Alice and the gang do not really have much planned for the summer between their junior and senior year of high school, but some experiences that they go through make them grow up really fast.
Alice goes to Chicago for her cousins wedding and meets up with Patrick. She wants the meeting to be special and they experience something very adult.
Afterwords Alice and the gang help out in a soup kitchen and get into some philosophical issues about God and religion with one of the other people volunteering.
Then Alice Liz Pam and another of their friends stay over at Lester's house while he is off bike riding in Utah when something unexpected happens that changes everything.
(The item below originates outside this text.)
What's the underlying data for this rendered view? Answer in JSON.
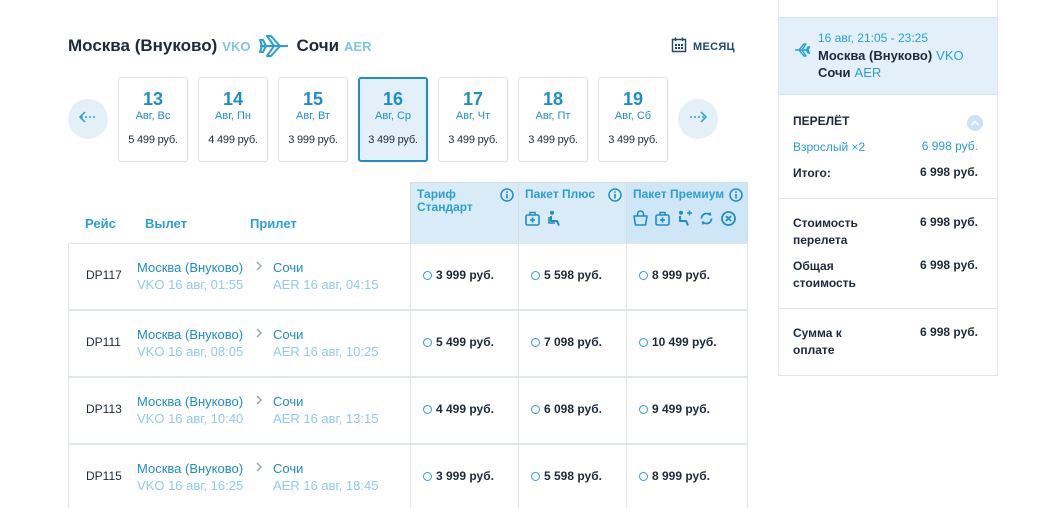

This book is probably more grown up than some of the other books in the Alice series and has explicate language and situations that might not be appropriate for younger Alice fans, over all a very good book though.
on August 26, 2009
All of the "Alice" books are always a delight! This series should be on every pre-teen and teen's "must read" list. PRNaylor writes about girls in such a knowledgeable and straight-forward manner, and covers all the big things (and little things) that girls wonder about and can experience through Alice, and then make up their own minds. She presents situations which all girls face, and then presents solutions which may, or may not, fit what one might do, but are always in keeping with the characters involved. I discovered this series by accident (I am a grandmother of 4), and when I started my oldest granddaughter on this series, she said to me, "Grandma, Alice is my best friend!!" and I knew what she meant exactly. Should be on the shelves of every Middle and High School Library!!!